The findings have proven the validity of the generated quadratic model and its adequacy in predicting and fitting the experimental data, that makes it appropriate to study and optimize the antibacterial activity of IONPs. The analysis of variance indicated that the antibacterial activity of IONPs can be significantly affected by precursor concentration, reaction temperature and annealing temperature and their interactive effect. However, the precursor concentration (A) and the interaction between precursor concentration and reaction temperature (AB) has more significant effect on the antibacterial activity of IONPs against both gram positive and gram negative comparing to the other factors.

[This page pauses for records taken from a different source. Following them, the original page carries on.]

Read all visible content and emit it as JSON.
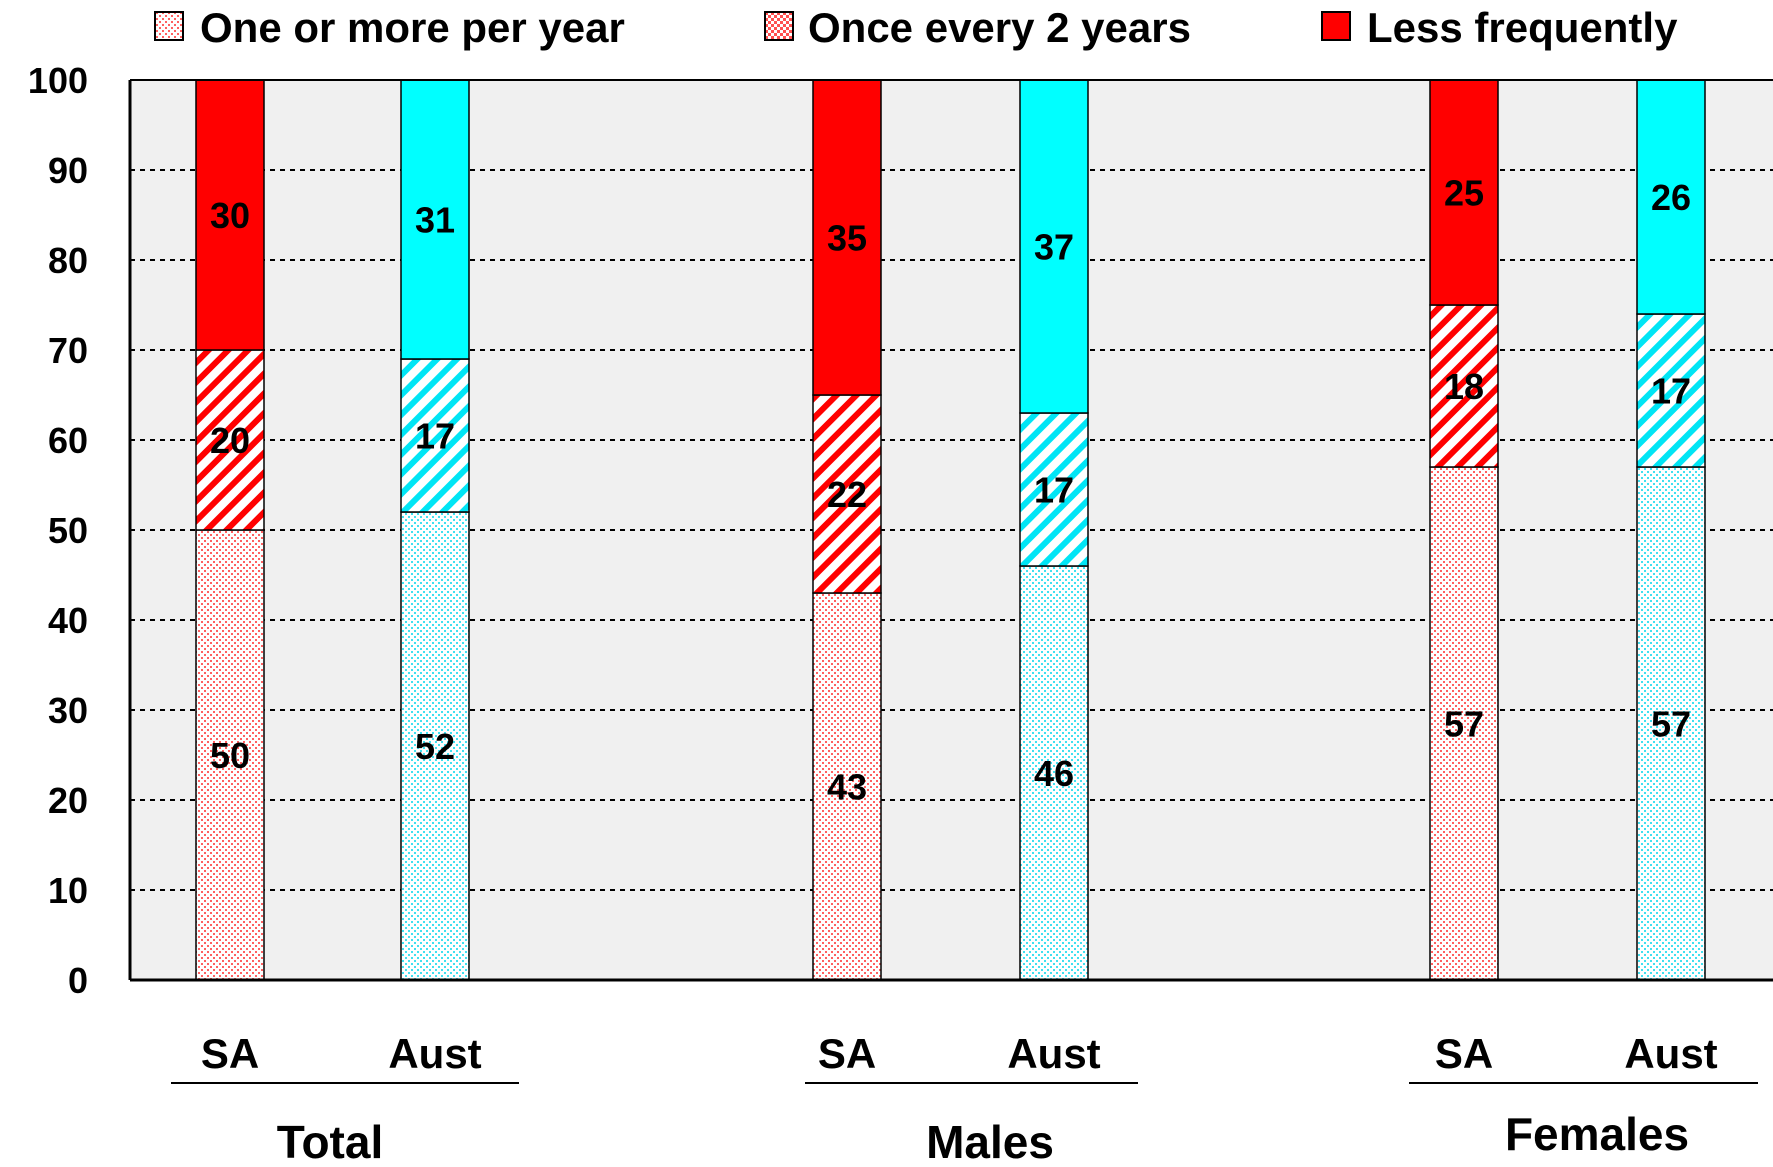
{
  "chart_data": {
    "type": "bar",
    "stacked": true,
    "title": "",
    "xlabel": "",
    "ylabel": "",
    "ylim": [
      0,
      100
    ],
    "yticks": [
      0,
      10,
      20,
      30,
      40,
      50,
      60,
      70,
      80,
      90,
      100
    ],
    "grid": true,
    "legend_position": "top",
    "groups": [
      {
        "label": "Total",
        "categories": [
          "SA",
          "Aust"
        ]
      },
      {
        "label": "Males",
        "categories": [
          "SA",
          "Aust"
        ]
      },
      {
        "label": "Females",
        "categories": [
          "SA",
          "Aust"
        ]
      }
    ],
    "categories": [
      "SA",
      "Aust",
      "SA",
      "Aust",
      "SA",
      "Aust"
    ],
    "series": [
      {
        "name": "One or more per year",
        "values": [
          50,
          52,
          43,
          46,
          57,
          57
        ]
      },
      {
        "name": "Once every 2 years",
        "values": [
          20,
          17,
          22,
          17,
          18,
          17
        ]
      },
      {
        "name": "Less frequently",
        "values": [
          30,
          31,
          35,
          37,
          25,
          26
        ]
      }
    ],
    "colors": {
      "SA": "#ff0000",
      "Aust": "#00ffff",
      "plot_background": "#f0f0f0"
    }
  }
}
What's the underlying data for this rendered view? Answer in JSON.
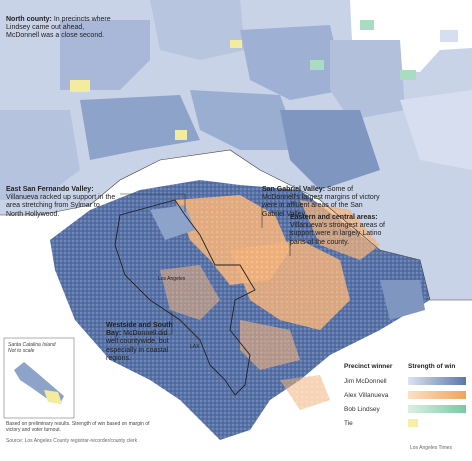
{
  "annotations": {
    "north": {
      "title": "North county:",
      "text": "In precincts where Lindsey came out ahead, McDonnell was a close second."
    },
    "sfv": {
      "title": "East San Fernando Valley:",
      "text": "Villanueva racked up support in the area stretching from Sylmar to North Hollywood."
    },
    "sgv": {
      "title": "San Gabriel Valley:",
      "text": "Some of McDonnell's largest margins of victory were in affluent areas of the San Gabriel Valley."
    },
    "east": {
      "title": "Eastern and central areas:",
      "text": "Villanueva's strongest areas of support were in largely Latino parts of the county."
    },
    "west": {
      "title": "Westside and South Bay:",
      "text": "McDonnell did well countywide, but especially in coastal regions."
    }
  },
  "places": {
    "los_angeles": "Los Angeles",
    "lax": "LAX",
    "catalina": "Santa Catalina Island",
    "catalina_sub": "Not to scale"
  },
  "legend": {
    "winner_header": "Precinct winner",
    "strength_header": "Strength of win",
    "items": [
      {
        "label": "Jim McDonnell",
        "color_light": "#dbe3f0",
        "color_dark": "#5a77ab"
      },
      {
        "label": "Alex Villanueva",
        "color_light": "#fbe0c4",
        "color_dark": "#f0a45a"
      },
      {
        "label": "Bob Lindsey",
        "color_light": "#d9efe4",
        "color_dark": "#79c9a4"
      },
      {
        "label": "Tie",
        "color_light": "#f6efa4",
        "color_dark": "#f6efa4"
      }
    ]
  },
  "footnote": "Based on preliminary results. Strength of win based on margin of victory and voter turnout.",
  "source": "Source: Los Angeles County registrar-recorder/county clerk",
  "credit": "Los Angeles Times",
  "colors": {
    "mcdonnell_dark": "#4d6aa0",
    "mcdonnell_mid": "#8ea3c9",
    "mcdonnell_light": "#c8d2e6",
    "villanueva": "#f2b27a",
    "lindsey": "#a9dcc3",
    "tie": "#f3ec9c"
  }
}
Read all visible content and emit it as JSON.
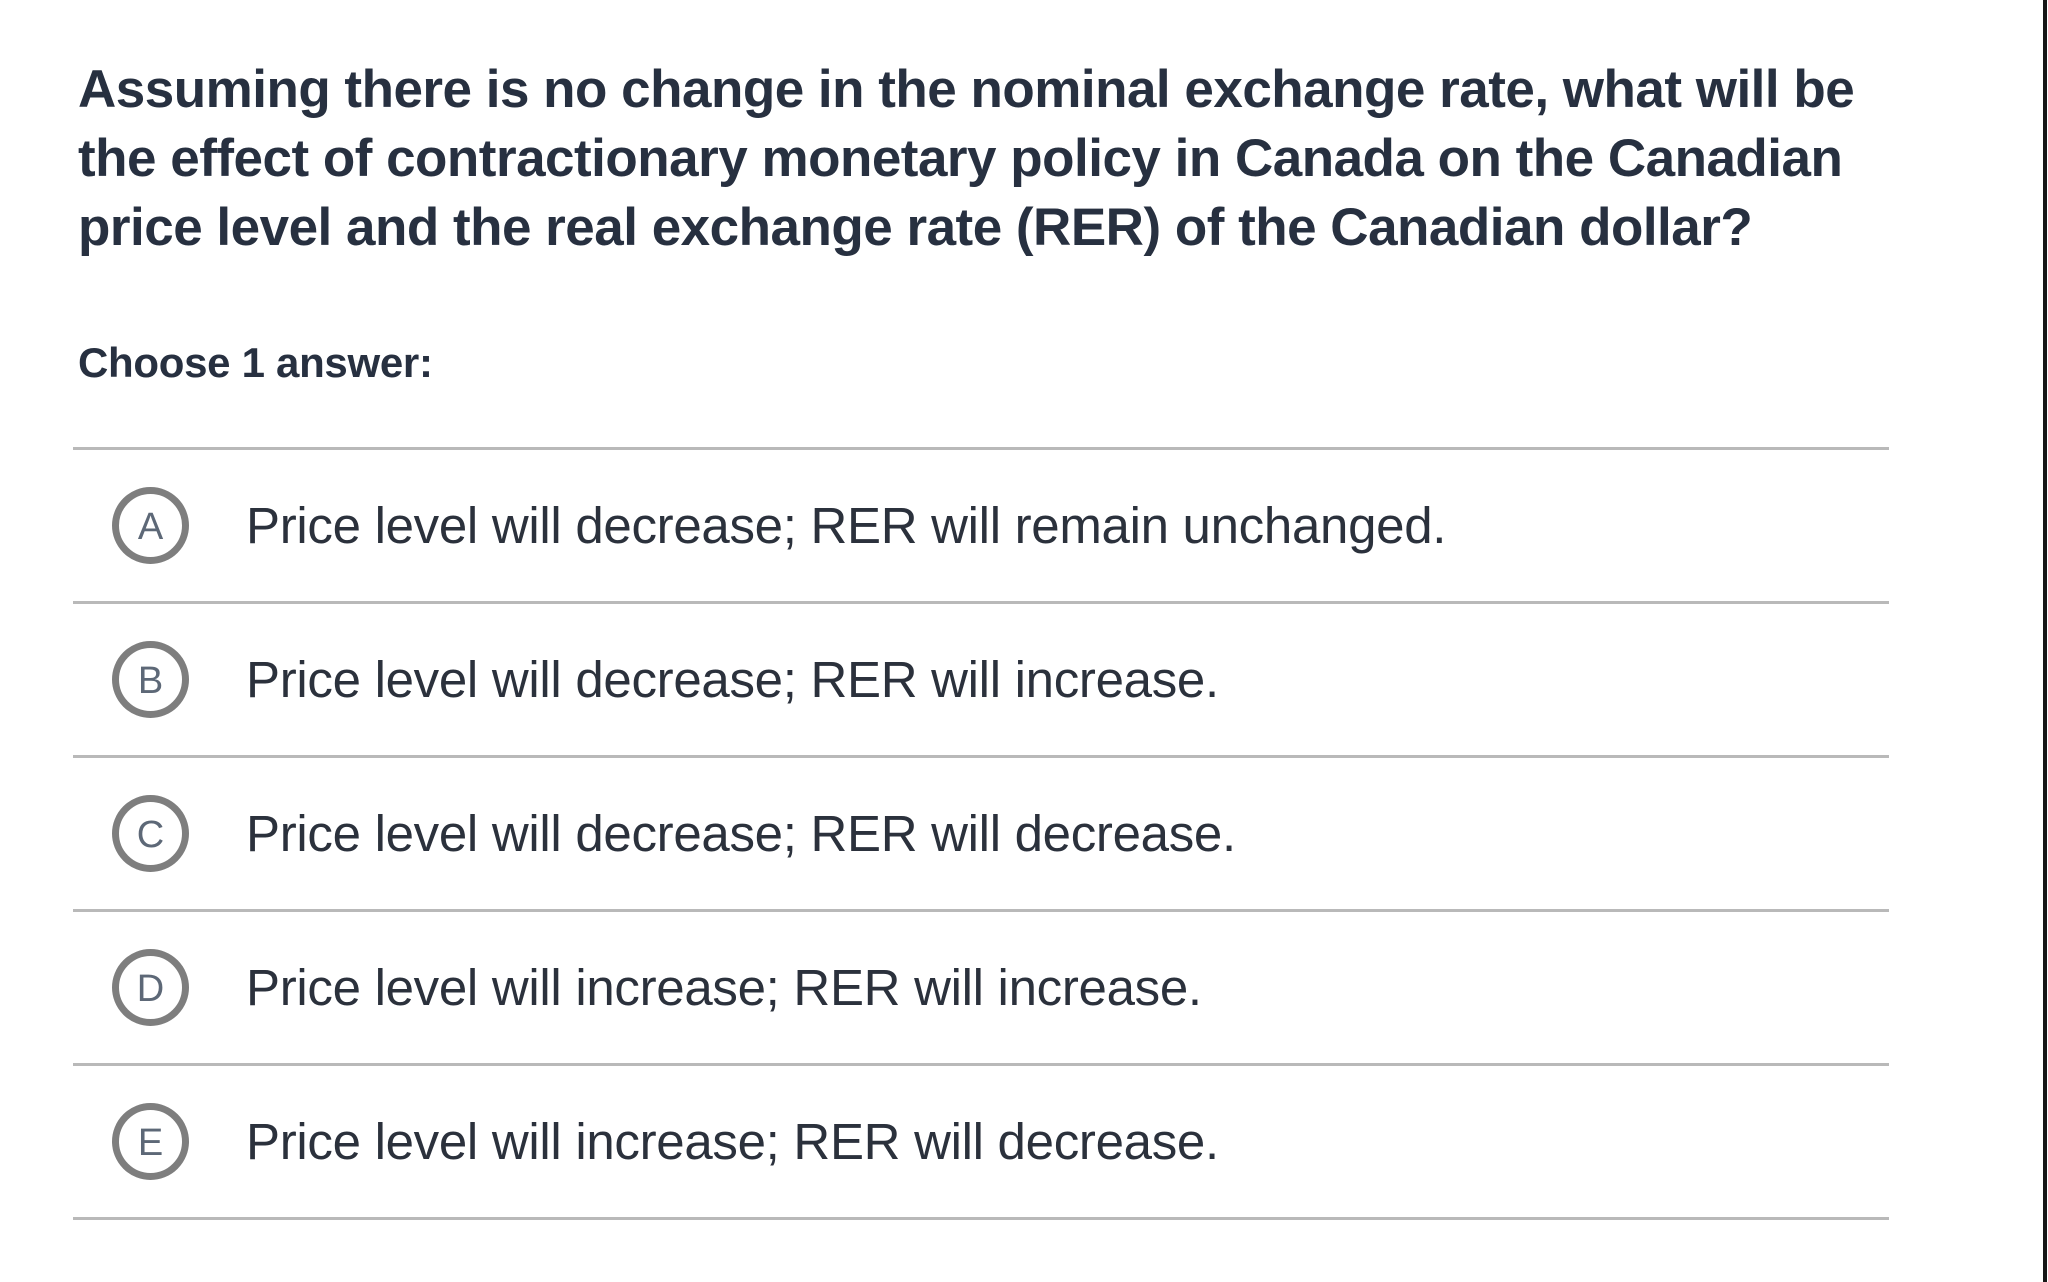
{
  "question": {
    "lines": [
      "Assuming there is no change in the nominal exchange rate, what will be",
      "the effect of contractionary monetary policy in Canada on the Canadian",
      "price level and the real exchange rate (RER) of the Canadian dollar?"
    ]
  },
  "prompt": "Choose 1 answer:",
  "options": [
    {
      "letter": "A",
      "text": "Price level will decrease; RER will remain unchanged."
    },
    {
      "letter": "B",
      "text": "Price level will decrease; RER will increase."
    },
    {
      "letter": "C",
      "text": "Price level will decrease; RER will decrease."
    },
    {
      "letter": "D",
      "text": "Price level will increase; RER will increase."
    },
    {
      "letter": "E",
      "text": "Price level will increase; RER will decrease."
    }
  ],
  "colors": {
    "question_text": "#273040",
    "option_text": "#2b313c",
    "divider": "#b9b9b9",
    "radio_border": "#7e7e7e",
    "radio_letter": "#5d6877",
    "edge_line": "#161616"
  }
}
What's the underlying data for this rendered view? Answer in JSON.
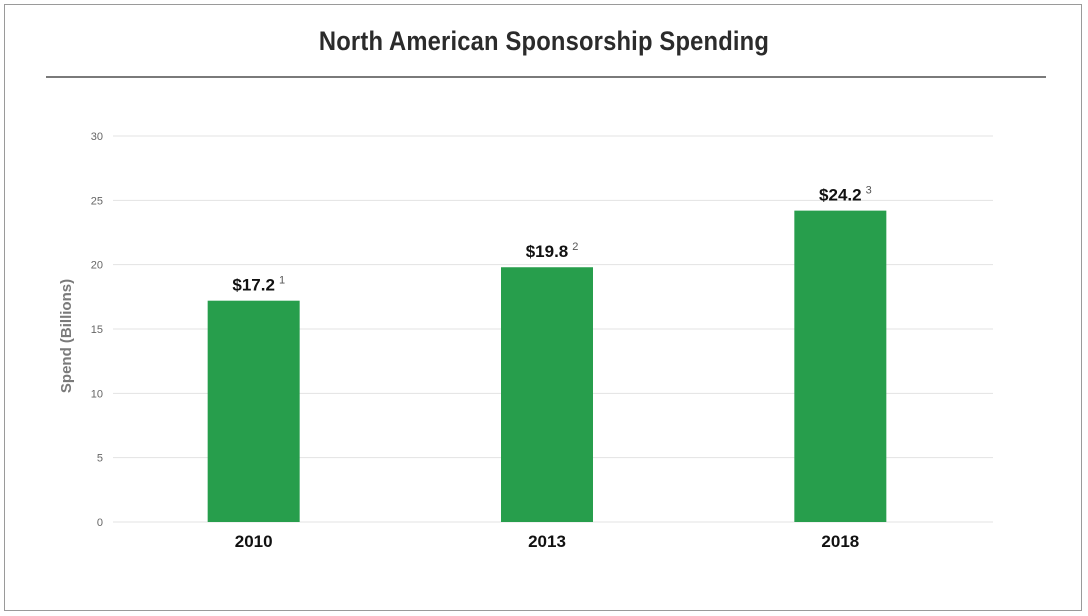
{
  "chart_data": {
    "type": "bar",
    "title": "North American Sponsorship Spending",
    "ylabel": "Spend (Billions)",
    "xlabel": "",
    "categories": [
      "2010",
      "2013",
      "2018"
    ],
    "values": [
      17.2,
      19.8,
      24.2
    ],
    "value_labels": [
      "$17.2",
      "$19.8",
      "$24.2"
    ],
    "footnotes": [
      "1",
      "2",
      "3"
    ],
    "ylim": [
      0,
      30
    ],
    "yticks": [
      "0",
      "5",
      "10",
      "15",
      "20",
      "25",
      "30"
    ],
    "grid": true,
    "bar_color": "#279e4c",
    "grid_color": "#e3e3e3"
  }
}
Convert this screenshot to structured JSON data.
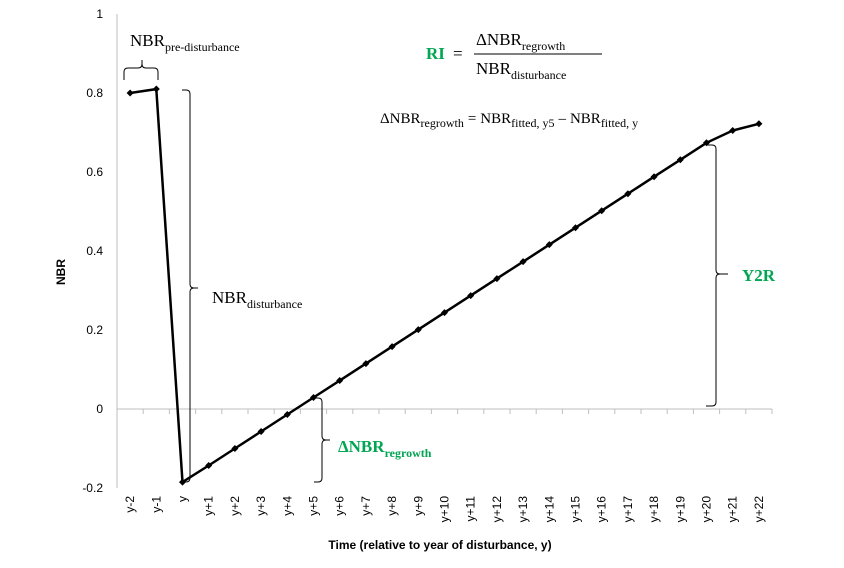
{
  "colors": {
    "accent_green": "#00a651",
    "line": "#000000",
    "axis": "#bfbfbf"
  },
  "chart_data": {
    "type": "line",
    "title": "",
    "xlabel": "Time (relative to year of disturbance, y)",
    "ylabel": "NBR",
    "ylim": [
      -0.2,
      1
    ],
    "yticks": [
      "-0.2",
      "0",
      "0.2",
      "0.4",
      "0.6",
      "0.8",
      "1"
    ],
    "categories": [
      "y-2",
      "y-1",
      "y",
      "y+1",
      "y+2",
      "y+3",
      "y+4",
      "y+5",
      "y+6",
      "y+7",
      "y+8",
      "y+9",
      "y+10",
      "y+11",
      "y+12",
      "y+13",
      "y+14",
      "y+15",
      "y+16",
      "y+17",
      "y+18",
      "y+19",
      "y+20",
      "y+21",
      "y+22"
    ],
    "values": [
      0.8,
      0.81,
      -0.185,
      -0.143,
      -0.1,
      -0.057,
      -0.014,
      0.029,
      0.072,
      0.115,
      0.158,
      0.201,
      0.244,
      0.287,
      0.33,
      0.373,
      0.416,
      0.459,
      0.502,
      0.545,
      0.588,
      0.631,
      0.674,
      0.705,
      0.722
    ],
    "grid": false,
    "annotations": {
      "pre_disturbance": {
        "base": "NBR",
        "sub": "pre-disturbance"
      },
      "disturbance": {
        "base": "NBR",
        "sub": "disturbance"
      },
      "regrowth": {
        "base": "ΔNBR",
        "sub": "regrowth"
      },
      "y2r": "Y2R",
      "ri_formula": {
        "lhs": "RI",
        "eq": "=",
        "num_base": "ΔNBR",
        "num_sub": "regrowth",
        "den_base": "NBR",
        "den_sub": "disturbance"
      },
      "regrowth_formula": {
        "lhs_base": "ΔNBR",
        "lhs_sub": "regrowth",
        "eq": "=",
        "t1_base": "NBR",
        "t1_sub": "fitted, y5",
        "minus": "–",
        "t2_base": "NBR",
        "t2_sub": "fitted, y"
      }
    }
  }
}
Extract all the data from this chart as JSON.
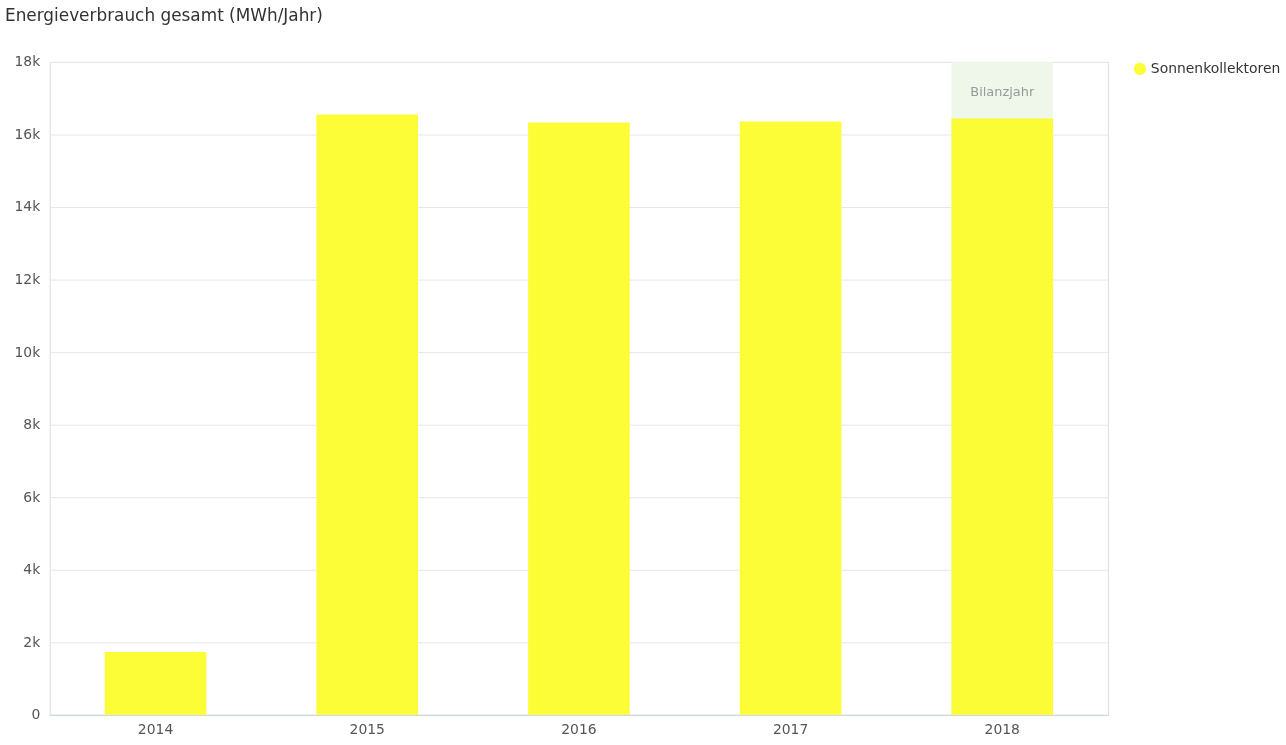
{
  "chart_data": {
    "type": "bar",
    "title": "Energieverbrauch gesamt (MWh/Jahr)",
    "categories": [
      "2014",
      "2015",
      "2016",
      "2017",
      "2018"
    ],
    "series": [
      {
        "name": "Sonnenkollektoren",
        "color": "#fcfc2c",
        "values": [
          1730,
          16550,
          16330,
          16360,
          16440
        ]
      }
    ],
    "ylim": [
      0,
      18000
    ],
    "yticks": [
      0,
      {
        "value": 2000,
        "label": "2k"
      },
      {
        "value": 4000,
        "label": "4k"
      },
      {
        "value": 6000,
        "label": "6k"
      },
      {
        "value": 8000,
        "label": "8k"
      },
      {
        "value": 10000,
        "label": "10k"
      },
      {
        "value": 12000,
        "label": "12k"
      },
      {
        "value": 14000,
        "label": "14k"
      },
      {
        "value": 16000,
        "label": "16k"
      },
      {
        "value": 18000,
        "label": "18k"
      }
    ],
    "bands": [
      {
        "axis": "x",
        "from": "2018",
        "to": "2018",
        "label": "Bilanzjahr",
        "color": "#eef7ea"
      }
    ],
    "grid": "y",
    "legend": "top right"
  }
}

Optimal antibacterial activity was achieved exploiting the numerical optimization and the desirability function, setting the optimization goal to maximize the antibacterial activity of both gram-positive and gram-negative bacteria. As a result, the maximum antibacterial activity related to inhibition zones of 22.95 mm for E. coli and 20 mm for S. aureus respectively was achieved by setting all the biosynthesis parameters at their inferior levels, i.e., precursor concentration = 0.03 M, reaction temperature = 55 °C and annealing temperature 500 °C. The confirmatory run executed at the suggested optimal conditions exhibited a very close result to the expected value. The current study has proven the efficiency of response surface methodology as an efficient technique to study and optimize the antibacterial activity of nanomaterials.

Further future investigations may consider preforming more comprehensive study by involving more bacteria types and more parameters added to the ones studied in this work, which may permit generating more efficient and comprehensive mathematical model.